Nuller Y L, Morozova M G, Kushnir O N, Hamper N
Bekhterev Psychoneurological Research Institute, St-Petersburg, Russia.
J Psychopharmacol. 2001 Jun;15(2):93-5. doi: 10.1177/026988110101500205.
To test the hypothesis of the role for the opioid system in the pathogenesis of depersonalization, the effect of naloxone (an opioid receptor blocker) on the symptoms and corticosteroids secretion was studied in patients with depersonalization syndrome. Fourteen depersonalization patients were treated with naloxone: 11 patients received single doses (1.6 or 4 mg i.v.) and three others received multiple infusions, with the maximal dosage being 10 mg, and the effect of naloxone on symptom severity was determined. In eight patients, the cortisol, cortisone and corticosterone content in the blood plasma was determined prior to and after the 4 mg naloxone infusion. A reversed-phase microcolumn high-performance liquid chromatography with ultraviolet detection was applied for assessment of glucocorticoids. In three of 14 patients, depersonalization symptoms disappeared entirely and seven patients showed a marked improvement. The therapeutic effect of naloxone provides evidence for the role of the endogenous opioid system in the pathogenesis of depersonalization.

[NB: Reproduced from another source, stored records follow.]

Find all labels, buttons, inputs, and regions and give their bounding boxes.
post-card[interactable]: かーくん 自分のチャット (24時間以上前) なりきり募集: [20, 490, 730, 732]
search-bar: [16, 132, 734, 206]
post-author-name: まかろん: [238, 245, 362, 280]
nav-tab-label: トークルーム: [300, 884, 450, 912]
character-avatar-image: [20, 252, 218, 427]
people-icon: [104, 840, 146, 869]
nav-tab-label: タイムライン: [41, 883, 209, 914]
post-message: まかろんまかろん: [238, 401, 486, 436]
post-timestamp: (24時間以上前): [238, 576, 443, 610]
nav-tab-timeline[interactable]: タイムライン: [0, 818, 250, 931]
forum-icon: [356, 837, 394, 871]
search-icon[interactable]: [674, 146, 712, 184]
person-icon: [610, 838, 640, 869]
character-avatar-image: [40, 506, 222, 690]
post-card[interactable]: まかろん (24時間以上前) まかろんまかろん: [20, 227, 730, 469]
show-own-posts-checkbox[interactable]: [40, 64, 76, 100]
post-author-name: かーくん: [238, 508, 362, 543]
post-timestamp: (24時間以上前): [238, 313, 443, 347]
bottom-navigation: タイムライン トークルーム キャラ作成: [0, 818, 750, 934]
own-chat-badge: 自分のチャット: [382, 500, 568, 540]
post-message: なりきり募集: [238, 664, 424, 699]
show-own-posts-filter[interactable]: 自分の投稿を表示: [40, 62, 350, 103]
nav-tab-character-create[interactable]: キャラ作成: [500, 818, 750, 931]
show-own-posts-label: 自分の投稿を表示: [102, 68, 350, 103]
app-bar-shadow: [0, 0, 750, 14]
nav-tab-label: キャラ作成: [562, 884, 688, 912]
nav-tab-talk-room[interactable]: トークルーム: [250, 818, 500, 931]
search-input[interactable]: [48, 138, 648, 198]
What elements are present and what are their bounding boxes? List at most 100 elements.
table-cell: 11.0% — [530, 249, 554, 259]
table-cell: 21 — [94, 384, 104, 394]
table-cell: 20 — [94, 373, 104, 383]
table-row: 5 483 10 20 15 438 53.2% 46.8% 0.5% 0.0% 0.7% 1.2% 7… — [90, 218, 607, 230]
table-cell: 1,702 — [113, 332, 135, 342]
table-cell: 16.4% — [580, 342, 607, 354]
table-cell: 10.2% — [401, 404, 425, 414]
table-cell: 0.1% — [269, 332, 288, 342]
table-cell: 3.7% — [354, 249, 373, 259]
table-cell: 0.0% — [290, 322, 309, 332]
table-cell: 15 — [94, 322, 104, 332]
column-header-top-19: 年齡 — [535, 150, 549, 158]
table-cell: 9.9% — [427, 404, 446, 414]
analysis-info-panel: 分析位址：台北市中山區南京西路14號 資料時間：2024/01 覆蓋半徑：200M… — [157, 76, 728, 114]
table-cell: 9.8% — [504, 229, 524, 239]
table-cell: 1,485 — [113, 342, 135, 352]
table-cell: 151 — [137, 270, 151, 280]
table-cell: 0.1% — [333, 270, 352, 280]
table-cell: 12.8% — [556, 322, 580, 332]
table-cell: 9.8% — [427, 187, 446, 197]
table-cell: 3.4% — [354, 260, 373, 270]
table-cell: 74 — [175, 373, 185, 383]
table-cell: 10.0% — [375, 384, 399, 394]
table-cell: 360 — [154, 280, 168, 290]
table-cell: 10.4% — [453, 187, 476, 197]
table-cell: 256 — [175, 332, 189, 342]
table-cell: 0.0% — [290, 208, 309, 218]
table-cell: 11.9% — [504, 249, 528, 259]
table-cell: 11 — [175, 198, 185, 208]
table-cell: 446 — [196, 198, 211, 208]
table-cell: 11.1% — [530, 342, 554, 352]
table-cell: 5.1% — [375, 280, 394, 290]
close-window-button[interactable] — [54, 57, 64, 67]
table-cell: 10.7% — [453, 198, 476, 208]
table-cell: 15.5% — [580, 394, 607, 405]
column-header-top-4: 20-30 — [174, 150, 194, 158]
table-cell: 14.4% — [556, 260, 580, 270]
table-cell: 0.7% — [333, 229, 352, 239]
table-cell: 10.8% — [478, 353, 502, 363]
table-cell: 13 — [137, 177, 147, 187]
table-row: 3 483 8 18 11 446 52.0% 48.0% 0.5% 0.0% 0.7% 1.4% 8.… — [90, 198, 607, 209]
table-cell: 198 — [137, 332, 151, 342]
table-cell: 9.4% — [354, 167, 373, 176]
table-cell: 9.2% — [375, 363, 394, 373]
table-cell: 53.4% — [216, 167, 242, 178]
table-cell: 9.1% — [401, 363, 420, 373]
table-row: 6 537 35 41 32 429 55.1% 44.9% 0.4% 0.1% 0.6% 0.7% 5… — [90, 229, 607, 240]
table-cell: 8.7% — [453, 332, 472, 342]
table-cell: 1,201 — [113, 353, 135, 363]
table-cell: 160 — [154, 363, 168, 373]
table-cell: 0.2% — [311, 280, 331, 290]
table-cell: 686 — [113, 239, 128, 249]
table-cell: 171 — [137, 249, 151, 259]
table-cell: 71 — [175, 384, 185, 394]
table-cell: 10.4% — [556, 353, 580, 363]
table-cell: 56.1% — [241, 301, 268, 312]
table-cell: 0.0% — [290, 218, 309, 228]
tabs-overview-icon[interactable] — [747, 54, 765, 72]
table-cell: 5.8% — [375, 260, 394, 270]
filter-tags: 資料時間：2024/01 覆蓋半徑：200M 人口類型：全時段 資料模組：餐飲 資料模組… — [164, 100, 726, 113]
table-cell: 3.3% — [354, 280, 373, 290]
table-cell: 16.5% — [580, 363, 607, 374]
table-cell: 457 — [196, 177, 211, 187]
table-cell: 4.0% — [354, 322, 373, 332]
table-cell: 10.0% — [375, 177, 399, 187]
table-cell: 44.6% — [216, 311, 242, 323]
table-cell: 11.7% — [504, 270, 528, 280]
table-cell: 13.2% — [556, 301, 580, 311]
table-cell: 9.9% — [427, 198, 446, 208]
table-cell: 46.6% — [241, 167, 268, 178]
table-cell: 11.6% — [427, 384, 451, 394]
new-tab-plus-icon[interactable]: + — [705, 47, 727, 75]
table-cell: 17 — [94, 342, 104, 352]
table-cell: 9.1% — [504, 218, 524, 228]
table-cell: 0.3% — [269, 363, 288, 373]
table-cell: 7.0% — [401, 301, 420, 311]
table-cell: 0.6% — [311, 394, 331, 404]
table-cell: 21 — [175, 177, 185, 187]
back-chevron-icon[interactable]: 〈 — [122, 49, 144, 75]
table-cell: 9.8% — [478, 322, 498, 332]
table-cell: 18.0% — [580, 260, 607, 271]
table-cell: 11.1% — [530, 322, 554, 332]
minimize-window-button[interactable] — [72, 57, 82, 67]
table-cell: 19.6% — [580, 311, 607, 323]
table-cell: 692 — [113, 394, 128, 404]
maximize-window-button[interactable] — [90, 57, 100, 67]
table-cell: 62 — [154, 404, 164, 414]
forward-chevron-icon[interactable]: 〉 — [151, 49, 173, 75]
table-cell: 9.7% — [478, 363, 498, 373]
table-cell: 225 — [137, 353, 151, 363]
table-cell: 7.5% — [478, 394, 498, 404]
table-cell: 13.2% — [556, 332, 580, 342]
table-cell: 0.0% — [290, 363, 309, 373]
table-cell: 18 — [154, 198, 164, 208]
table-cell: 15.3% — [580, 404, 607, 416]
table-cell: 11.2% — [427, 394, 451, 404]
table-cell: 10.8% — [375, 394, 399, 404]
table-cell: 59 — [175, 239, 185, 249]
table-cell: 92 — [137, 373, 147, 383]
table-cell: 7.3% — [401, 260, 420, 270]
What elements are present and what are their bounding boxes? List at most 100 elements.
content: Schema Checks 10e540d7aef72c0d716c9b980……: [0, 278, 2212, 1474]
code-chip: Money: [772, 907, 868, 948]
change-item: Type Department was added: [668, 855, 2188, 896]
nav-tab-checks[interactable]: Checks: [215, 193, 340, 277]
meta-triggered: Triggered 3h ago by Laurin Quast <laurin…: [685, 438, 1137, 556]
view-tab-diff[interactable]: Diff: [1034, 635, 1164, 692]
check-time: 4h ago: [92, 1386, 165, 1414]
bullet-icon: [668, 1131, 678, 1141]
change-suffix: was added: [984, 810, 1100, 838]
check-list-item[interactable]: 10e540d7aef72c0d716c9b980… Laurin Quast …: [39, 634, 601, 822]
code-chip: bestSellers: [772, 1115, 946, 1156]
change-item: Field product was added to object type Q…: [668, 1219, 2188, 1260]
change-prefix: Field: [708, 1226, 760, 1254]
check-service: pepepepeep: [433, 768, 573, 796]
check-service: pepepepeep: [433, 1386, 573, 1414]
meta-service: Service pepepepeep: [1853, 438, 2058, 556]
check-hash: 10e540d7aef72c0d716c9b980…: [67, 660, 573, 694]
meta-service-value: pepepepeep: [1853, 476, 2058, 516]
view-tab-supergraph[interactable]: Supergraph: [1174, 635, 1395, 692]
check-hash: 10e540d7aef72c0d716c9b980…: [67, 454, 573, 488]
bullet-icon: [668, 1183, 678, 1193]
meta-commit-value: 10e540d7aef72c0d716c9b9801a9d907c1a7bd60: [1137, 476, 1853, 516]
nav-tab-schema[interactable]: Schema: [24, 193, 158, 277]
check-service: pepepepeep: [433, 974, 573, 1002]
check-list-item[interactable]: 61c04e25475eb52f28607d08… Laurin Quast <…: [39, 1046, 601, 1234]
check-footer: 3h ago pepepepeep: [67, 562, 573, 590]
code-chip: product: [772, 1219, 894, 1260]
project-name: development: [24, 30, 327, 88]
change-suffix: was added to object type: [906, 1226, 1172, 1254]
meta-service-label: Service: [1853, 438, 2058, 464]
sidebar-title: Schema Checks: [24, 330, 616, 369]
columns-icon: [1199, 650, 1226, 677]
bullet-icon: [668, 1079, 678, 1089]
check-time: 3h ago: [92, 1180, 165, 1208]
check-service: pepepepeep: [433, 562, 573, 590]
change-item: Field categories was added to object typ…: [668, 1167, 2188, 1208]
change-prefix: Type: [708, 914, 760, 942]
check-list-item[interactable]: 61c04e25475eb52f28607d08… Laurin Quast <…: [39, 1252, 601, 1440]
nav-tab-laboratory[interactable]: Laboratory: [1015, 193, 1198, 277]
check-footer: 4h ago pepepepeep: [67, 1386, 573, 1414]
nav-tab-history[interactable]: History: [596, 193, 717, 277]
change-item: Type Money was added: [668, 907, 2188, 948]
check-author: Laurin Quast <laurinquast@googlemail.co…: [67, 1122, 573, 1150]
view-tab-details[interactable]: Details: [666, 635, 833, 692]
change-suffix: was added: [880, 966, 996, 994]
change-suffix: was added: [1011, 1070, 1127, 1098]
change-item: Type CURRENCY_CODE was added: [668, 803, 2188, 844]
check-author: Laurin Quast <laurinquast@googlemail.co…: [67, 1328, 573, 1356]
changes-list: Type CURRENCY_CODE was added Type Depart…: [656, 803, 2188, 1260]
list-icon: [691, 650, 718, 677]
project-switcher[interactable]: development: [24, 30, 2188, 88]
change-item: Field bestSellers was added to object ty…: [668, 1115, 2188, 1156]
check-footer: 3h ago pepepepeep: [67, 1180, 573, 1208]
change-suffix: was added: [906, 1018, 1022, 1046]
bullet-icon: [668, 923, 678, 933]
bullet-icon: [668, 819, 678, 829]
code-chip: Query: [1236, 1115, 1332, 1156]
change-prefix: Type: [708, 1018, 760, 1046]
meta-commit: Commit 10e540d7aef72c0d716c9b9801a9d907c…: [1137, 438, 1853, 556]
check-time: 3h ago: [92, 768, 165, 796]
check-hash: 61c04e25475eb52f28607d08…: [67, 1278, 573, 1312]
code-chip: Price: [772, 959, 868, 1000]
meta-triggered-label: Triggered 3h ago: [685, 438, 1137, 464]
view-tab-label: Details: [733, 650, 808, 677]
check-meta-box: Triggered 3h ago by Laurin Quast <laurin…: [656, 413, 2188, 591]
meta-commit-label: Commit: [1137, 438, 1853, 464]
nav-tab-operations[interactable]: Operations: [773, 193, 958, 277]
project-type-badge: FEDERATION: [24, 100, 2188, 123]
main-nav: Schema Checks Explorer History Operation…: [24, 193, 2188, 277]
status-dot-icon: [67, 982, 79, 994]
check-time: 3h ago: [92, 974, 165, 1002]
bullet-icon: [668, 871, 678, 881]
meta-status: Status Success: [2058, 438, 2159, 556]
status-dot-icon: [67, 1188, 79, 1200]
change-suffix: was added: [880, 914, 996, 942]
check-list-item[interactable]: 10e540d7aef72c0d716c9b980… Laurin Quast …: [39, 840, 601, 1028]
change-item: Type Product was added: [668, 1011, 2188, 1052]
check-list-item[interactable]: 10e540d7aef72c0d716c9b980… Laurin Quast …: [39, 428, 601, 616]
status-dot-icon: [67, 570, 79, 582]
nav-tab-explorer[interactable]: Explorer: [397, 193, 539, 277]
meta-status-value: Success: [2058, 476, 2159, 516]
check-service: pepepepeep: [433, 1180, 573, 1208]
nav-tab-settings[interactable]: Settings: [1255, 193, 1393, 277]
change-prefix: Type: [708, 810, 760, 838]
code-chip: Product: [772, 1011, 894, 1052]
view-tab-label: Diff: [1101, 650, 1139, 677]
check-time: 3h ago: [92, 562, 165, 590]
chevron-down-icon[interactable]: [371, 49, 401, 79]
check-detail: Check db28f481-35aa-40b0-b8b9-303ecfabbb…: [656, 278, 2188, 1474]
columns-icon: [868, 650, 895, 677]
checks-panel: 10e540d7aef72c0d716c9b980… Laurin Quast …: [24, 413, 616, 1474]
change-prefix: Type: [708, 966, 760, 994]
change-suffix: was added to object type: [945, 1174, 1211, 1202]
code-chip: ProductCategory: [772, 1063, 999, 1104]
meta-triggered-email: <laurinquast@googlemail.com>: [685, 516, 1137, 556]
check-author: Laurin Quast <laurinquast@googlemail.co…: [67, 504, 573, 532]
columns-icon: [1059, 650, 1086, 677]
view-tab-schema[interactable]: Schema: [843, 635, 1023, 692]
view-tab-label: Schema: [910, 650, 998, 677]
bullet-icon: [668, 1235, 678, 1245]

为检验阿片系统在人格解体发病机制中的作用这一假说,在人格解体综合征患者中研究了纳洛酮(一种阿片受体阻滞剂)对症状及皮质类固醇分泌的影响。14例人格解体患者接受了纳洛酮治疗:11例患者接受单次剂量(静脉注射1.6或4毫克),另外3例接受多次输注,最大剂量为10毫克,并确定了纳洛酮对症状严重程度的影响。在8例患者中,测定了静脉注射4毫克纳洛酮前后血浆中皮质醇、可的松和皮质酮的含量。采用反相微柱高效液相色谱法并结合紫外检测来评估糖皮质激素。14例患者中有3例人格解体症状完全消失,7例患者症状明显改善。纳洛酮的治疗效果为内源性阿片系统在人格解体发病机制中的作用提供了证据。